Angesichts des Ausmaßes der geschlechtsspezifischen Gewalt, von der Femizid – der Mord an Frauen wegen ihres Geschlechts – der akuteste Ausdruck ist, mobilisieren Tausende von Frauen international. In Frankreich trafen sich am 24. November 2018 Tausende von Menschen zu Demonstrationen anlässlich des Tages gegen Gewalt gegen Frauen. Seitdem haben sich Aktionen und Kundgebungen gegen Frauenmorde im ganzen Land vervielfacht. Am 6. Juli 2019 versammelten sich in Paris 2000 Menschen auf Initiative der Familien der Opfer, um die Untätigkeit der Regierung anzuprangern und die Öffentlichkeit zu alarmieren. Am Sonntag, den 1. September, fand auf Initiative des Kollektivs #NousToutes eine weitere Kundgebung im Trocadéro in Paris statt, um diesen hundertsten Mord zu verurteilen. Bei dieser Gelegenheit zeigten Hundert Demonstrant*innen 100 Schilder, die auf der einen Seite die Zahlen von 1 bis 100 und auf der anderen Seite den Namen jeder getöteten Frau zeigten.
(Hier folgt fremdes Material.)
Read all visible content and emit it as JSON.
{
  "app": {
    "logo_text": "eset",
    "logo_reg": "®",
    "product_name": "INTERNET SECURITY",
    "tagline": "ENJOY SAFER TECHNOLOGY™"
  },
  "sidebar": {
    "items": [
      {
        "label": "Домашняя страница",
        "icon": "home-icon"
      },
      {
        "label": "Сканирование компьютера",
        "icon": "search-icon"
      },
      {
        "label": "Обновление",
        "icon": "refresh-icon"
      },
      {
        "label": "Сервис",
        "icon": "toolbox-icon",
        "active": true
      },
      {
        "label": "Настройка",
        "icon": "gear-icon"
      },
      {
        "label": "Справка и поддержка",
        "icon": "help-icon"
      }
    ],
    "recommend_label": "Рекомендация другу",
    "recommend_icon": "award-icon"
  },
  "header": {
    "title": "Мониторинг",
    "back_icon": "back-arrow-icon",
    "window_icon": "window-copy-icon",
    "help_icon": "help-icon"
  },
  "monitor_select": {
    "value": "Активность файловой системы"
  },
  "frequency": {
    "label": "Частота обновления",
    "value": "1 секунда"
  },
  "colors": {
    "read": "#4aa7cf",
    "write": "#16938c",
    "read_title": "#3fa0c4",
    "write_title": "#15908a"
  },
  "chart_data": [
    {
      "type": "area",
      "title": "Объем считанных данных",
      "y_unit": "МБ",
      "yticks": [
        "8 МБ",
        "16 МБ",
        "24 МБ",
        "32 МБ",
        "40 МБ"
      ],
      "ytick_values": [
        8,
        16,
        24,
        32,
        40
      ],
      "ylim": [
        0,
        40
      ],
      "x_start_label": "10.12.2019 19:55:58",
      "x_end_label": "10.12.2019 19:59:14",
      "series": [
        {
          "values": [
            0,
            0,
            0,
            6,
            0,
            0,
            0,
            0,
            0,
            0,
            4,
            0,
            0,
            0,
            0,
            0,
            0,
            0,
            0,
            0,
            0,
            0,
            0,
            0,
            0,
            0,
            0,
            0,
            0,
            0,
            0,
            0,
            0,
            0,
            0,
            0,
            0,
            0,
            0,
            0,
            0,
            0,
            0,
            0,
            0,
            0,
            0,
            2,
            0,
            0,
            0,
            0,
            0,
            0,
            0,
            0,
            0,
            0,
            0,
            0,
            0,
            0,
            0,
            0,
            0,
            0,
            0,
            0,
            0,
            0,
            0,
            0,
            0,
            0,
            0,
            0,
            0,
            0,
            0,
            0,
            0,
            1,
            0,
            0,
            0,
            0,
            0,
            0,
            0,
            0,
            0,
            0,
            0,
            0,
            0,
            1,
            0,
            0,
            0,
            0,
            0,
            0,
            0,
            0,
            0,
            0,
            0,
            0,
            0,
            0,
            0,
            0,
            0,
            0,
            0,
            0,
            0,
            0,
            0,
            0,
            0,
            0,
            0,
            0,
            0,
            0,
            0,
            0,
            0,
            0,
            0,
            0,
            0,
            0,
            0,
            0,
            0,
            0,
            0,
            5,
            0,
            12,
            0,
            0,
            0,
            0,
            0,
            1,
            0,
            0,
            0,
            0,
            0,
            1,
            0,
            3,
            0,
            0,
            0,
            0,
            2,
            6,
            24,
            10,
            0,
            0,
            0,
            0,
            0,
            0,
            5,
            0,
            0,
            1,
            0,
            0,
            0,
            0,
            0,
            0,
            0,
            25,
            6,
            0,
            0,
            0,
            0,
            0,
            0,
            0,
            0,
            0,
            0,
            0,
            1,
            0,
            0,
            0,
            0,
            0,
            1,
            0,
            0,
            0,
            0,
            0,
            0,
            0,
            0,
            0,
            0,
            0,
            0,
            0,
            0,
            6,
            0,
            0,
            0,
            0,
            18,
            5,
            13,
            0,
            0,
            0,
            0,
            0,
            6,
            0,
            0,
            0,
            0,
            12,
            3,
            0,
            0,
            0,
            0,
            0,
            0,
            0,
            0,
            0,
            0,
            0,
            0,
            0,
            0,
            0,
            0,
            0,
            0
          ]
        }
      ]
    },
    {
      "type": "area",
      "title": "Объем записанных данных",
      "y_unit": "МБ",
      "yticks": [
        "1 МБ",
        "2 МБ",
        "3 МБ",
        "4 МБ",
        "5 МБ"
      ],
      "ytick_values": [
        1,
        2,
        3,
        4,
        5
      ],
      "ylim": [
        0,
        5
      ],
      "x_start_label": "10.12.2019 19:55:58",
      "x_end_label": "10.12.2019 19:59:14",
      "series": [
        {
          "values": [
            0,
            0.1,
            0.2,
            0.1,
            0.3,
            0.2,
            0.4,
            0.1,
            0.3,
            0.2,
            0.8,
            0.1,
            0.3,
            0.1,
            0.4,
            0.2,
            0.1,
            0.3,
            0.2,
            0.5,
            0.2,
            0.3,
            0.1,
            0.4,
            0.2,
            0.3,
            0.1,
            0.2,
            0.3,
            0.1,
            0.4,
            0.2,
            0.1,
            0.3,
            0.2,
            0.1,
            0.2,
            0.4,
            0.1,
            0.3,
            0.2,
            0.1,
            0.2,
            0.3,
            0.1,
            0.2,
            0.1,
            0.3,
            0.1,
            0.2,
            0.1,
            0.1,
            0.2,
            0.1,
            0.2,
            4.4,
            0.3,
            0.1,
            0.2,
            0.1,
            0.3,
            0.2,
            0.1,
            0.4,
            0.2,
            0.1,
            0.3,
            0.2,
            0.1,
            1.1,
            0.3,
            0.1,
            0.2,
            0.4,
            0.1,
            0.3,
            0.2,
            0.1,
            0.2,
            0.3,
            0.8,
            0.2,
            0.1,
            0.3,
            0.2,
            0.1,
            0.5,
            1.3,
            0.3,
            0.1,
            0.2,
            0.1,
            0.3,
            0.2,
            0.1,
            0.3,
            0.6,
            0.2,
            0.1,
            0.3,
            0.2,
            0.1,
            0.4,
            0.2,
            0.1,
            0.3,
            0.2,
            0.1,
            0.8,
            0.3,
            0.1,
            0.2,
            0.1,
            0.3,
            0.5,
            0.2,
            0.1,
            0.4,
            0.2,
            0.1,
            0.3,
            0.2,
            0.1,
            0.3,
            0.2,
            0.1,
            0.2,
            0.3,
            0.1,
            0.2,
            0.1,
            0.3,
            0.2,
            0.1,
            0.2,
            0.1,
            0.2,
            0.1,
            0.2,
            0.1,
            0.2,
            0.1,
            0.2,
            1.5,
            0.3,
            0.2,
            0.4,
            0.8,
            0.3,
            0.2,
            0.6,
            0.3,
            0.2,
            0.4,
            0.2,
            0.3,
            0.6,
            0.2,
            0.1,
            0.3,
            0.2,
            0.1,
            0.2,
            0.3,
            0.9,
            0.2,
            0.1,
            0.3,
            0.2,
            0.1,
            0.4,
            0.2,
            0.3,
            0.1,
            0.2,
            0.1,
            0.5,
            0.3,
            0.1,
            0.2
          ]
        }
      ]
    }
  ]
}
Ziel dieser Aktion war es, sowohl das Ausmaß des Phänomens zu zeigen, als auch diesen Frauen und dieser unsichtbaren Gewalt eine Identität zu verleihen. Am selben Tag wurde im Département Tarn die 101. Frau von ihrem Mann getötet. Sie starb, nachdem sie von ihrem Mann mit Fäusten und Stöcken geschlagen worden war, und erinnert uns grausam daran, dass es dringend notwendig ist, auf das Ausmaß dieser patriarchalen Gewalt zu reagieren.

Die Aktion im Trocadéro fand wenige Tage vor dem „Runden Tisch“ statt, der von der Staatssekretärin für Gleichstellung, Marlène Schiappa, einberufen wurde. Seit Beginn der präsidentiellen Amtszeit versucht die Regierung, sich einen fortschrittlichen Anstrich zu geben, indem sie die sogenannte Geschlechtergleichstellung zu einem Schwerpunkt des „Macronismus“ macht. Wir können jedoch nichts von einer Regierung erwarten, deren Gesetze Frauen verarmen und prekärer werden lässt. Dadurch werden Frauen immer anfälliger für die Gewalt, die die Regierung vorgibt anzuprangern. Als Kollektiv von „Du Pain et Des Roses“ (Brot und Rosen) haben wir am 8. September auf Initiative der „Femmes Gilets jaunes“ (Gelbwesten-Frauen) den Aufruf zur Kundgebung gegen geschlechtsspezifische Gewalt, aber auch gegen die Heuchelei der Regierung und ihres „Runden Tischs“ unterzeichnet.